Giving Effective Feedback on Writing
How much and what kinds of feedback help students most, and what helps them least? And how much feedback is effective? How can we as tutors give adequate feedback on writing to enhance learning without burning out? This workshop looks at how to give effective personalized feedback that helps students to develop. We will explore and discuss the different rhetorical moves feedback-givers can use and their impact on the student, how to target priority concerns so as to increase the chances of uptake, the pros and cons of face-to-face and written feedback, and how to balance constructive criticism and encouragement. The workshop will focus around discussions of how to respond to some samples of student writing. Although the workshop was developed to help with feedback on writing, much of what is discussed will be relevant to giving feedback for other types of student output.

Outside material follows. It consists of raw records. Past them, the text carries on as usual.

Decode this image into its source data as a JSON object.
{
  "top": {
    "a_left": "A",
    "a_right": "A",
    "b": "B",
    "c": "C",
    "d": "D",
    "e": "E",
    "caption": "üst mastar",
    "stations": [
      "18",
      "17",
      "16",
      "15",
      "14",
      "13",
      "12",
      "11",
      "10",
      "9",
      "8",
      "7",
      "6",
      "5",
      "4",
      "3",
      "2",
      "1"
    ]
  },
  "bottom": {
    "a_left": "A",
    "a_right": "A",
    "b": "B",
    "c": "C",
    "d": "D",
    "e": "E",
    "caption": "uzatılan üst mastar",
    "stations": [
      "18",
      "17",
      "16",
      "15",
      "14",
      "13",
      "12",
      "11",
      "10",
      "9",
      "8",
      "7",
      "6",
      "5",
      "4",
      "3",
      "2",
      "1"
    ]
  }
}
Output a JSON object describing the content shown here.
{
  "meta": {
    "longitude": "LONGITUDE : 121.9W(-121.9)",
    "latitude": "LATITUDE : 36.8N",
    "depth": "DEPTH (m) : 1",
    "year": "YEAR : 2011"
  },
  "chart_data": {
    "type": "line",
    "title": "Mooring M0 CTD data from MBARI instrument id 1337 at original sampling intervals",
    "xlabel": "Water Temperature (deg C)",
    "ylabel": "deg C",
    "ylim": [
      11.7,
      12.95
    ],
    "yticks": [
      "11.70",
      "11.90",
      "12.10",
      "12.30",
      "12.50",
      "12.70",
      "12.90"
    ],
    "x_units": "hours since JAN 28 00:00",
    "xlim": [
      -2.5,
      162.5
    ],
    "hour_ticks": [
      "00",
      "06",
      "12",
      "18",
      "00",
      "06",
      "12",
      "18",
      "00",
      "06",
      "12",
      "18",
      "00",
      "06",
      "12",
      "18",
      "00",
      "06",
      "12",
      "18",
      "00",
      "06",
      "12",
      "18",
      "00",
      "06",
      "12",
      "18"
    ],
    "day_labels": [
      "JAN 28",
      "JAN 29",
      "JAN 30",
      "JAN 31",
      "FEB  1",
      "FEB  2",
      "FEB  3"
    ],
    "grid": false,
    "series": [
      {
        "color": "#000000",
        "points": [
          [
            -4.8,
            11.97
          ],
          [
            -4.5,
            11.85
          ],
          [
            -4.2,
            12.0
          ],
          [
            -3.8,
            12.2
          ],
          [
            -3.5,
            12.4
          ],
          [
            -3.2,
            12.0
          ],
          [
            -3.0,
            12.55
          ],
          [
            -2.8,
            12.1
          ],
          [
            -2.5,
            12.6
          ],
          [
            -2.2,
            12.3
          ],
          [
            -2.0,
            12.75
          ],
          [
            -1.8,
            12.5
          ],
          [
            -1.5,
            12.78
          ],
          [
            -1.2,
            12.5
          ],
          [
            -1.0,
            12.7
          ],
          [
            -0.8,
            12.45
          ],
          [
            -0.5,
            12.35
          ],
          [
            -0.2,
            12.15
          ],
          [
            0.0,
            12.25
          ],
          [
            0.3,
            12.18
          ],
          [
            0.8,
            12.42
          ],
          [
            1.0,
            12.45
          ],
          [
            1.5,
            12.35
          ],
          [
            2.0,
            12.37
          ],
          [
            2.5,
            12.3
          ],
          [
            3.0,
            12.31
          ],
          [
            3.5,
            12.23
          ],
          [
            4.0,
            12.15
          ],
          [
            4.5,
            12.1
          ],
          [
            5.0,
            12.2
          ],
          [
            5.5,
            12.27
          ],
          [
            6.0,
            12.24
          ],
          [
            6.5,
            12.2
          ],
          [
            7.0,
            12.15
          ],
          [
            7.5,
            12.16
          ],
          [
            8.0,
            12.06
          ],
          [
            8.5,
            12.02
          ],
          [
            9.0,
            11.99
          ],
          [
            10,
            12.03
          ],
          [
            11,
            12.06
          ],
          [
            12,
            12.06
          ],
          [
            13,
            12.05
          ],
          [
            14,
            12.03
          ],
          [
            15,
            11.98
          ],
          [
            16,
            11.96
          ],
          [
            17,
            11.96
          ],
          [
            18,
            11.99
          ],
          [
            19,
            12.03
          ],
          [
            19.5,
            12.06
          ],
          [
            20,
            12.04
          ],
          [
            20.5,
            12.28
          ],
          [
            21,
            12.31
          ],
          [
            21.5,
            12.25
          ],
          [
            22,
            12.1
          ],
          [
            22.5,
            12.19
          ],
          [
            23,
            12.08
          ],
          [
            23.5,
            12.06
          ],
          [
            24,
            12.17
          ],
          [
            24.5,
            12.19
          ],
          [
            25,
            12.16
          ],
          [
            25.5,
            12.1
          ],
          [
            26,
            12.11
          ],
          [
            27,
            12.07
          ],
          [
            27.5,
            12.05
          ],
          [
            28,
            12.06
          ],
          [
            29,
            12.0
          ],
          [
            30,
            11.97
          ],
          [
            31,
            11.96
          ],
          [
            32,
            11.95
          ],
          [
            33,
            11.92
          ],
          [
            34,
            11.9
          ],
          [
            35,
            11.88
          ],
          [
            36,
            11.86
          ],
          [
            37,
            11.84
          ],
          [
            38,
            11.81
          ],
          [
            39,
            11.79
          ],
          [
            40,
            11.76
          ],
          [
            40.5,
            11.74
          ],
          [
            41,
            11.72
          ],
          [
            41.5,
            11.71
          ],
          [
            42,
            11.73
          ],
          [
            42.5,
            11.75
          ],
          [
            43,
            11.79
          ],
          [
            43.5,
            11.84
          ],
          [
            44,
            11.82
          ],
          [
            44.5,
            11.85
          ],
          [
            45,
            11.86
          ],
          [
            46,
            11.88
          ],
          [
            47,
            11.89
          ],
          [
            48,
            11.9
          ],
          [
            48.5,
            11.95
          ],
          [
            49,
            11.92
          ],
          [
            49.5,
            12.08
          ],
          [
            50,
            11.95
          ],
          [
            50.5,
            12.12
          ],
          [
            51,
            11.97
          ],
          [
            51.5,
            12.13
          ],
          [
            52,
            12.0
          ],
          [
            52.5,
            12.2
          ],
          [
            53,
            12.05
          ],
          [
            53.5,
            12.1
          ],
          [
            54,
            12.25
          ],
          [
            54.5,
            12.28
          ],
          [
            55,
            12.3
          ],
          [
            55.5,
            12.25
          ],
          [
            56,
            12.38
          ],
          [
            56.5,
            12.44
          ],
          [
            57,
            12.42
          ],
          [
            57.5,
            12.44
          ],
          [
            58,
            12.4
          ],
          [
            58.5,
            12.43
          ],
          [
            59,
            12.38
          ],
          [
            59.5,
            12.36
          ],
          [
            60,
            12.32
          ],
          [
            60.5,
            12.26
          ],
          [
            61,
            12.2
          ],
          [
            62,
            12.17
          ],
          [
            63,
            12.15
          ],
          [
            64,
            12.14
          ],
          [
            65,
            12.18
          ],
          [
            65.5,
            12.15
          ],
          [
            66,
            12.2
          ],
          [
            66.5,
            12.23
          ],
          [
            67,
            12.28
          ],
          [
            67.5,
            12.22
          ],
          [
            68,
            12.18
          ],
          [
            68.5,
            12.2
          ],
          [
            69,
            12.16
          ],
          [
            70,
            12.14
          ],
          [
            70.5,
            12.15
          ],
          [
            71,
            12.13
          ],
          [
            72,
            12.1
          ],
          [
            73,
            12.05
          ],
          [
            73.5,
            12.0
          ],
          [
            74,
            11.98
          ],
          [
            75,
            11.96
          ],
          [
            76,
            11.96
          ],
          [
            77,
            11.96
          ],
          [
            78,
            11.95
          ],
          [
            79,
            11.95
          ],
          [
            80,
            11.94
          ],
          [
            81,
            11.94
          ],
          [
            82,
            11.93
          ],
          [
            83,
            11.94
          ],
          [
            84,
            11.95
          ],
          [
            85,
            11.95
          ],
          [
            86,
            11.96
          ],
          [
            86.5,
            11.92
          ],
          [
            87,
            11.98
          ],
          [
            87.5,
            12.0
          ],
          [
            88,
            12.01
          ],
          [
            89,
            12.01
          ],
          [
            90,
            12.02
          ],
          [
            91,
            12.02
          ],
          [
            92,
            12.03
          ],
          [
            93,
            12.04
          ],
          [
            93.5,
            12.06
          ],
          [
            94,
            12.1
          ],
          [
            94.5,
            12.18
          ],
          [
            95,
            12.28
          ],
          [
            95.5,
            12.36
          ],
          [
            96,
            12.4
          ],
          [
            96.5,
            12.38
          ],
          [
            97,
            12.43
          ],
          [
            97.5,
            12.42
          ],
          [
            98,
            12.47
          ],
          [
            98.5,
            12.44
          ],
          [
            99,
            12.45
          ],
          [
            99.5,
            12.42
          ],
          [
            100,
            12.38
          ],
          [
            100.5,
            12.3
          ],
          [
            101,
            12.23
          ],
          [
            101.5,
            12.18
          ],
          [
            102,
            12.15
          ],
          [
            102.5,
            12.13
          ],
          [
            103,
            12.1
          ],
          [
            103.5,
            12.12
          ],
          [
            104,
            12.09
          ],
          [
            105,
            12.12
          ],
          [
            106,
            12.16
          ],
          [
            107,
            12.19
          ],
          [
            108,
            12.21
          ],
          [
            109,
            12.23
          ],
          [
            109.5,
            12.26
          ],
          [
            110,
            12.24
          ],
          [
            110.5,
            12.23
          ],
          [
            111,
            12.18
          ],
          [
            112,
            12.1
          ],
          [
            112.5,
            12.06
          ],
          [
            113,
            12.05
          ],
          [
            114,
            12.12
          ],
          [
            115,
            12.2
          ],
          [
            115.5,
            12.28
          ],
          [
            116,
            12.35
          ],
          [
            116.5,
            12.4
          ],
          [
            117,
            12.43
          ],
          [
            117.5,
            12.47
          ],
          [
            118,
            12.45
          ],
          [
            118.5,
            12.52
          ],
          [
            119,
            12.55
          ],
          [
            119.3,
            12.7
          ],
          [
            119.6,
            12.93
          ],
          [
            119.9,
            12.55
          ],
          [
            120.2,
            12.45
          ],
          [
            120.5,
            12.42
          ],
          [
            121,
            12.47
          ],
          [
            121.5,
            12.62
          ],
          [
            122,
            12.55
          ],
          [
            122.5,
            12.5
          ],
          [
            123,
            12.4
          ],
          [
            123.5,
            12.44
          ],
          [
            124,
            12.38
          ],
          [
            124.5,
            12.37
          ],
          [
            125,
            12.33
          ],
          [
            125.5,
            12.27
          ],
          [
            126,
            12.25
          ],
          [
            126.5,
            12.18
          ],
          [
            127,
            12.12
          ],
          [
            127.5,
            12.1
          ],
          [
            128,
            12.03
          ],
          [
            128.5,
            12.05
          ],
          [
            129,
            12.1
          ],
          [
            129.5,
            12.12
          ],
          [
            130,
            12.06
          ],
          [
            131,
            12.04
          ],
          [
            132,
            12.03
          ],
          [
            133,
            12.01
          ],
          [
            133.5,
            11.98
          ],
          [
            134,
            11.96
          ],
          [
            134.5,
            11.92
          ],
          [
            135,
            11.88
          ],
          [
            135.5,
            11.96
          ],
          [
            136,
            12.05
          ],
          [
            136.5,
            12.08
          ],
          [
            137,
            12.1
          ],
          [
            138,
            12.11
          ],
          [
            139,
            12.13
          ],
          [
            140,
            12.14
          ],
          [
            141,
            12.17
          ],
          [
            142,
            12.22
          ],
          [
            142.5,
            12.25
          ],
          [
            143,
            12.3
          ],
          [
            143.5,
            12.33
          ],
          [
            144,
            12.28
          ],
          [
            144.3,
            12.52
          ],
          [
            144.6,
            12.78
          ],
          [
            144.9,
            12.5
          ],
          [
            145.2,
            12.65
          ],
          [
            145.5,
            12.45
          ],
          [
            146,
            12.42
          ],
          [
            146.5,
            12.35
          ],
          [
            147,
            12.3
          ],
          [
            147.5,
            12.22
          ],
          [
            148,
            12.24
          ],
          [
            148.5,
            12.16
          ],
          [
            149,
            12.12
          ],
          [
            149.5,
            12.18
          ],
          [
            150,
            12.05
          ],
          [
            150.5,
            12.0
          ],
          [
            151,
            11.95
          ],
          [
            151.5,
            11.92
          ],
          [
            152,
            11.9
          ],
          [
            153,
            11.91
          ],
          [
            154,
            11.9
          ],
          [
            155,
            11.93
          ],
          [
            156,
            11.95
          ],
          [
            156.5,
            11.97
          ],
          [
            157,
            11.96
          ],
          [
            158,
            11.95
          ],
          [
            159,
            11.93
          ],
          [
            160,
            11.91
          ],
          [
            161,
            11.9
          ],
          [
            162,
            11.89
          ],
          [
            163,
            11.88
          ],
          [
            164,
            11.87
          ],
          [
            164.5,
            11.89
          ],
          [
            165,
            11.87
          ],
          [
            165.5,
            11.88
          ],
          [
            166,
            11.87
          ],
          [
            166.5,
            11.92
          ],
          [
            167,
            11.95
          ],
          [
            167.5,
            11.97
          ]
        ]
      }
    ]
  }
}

Intended learning outcomes
In participating in this CPD activity, you will be able to:
…provide helpful feedback to students on their assignment or academic performance,
…balance encouragement and constructive criticism so that students feel motivated to improve,
…prioritise student needs so that feedback is manageable and time effective,
…make appropriate decisions about the medium you use to give feedback,
…focus more on feedforward (lessons for the future) than on the present product.
About the trainer
John Harbord is Academic Writing Advisor at FASoS and a member of the FASoS Assessment Support Team. He has some 25 years’ experience in giving feedback on student writing and training academic staff to give effective feedback. He also provides student workshops on how to give effective peer feedback, and how to use and learn from feedback received.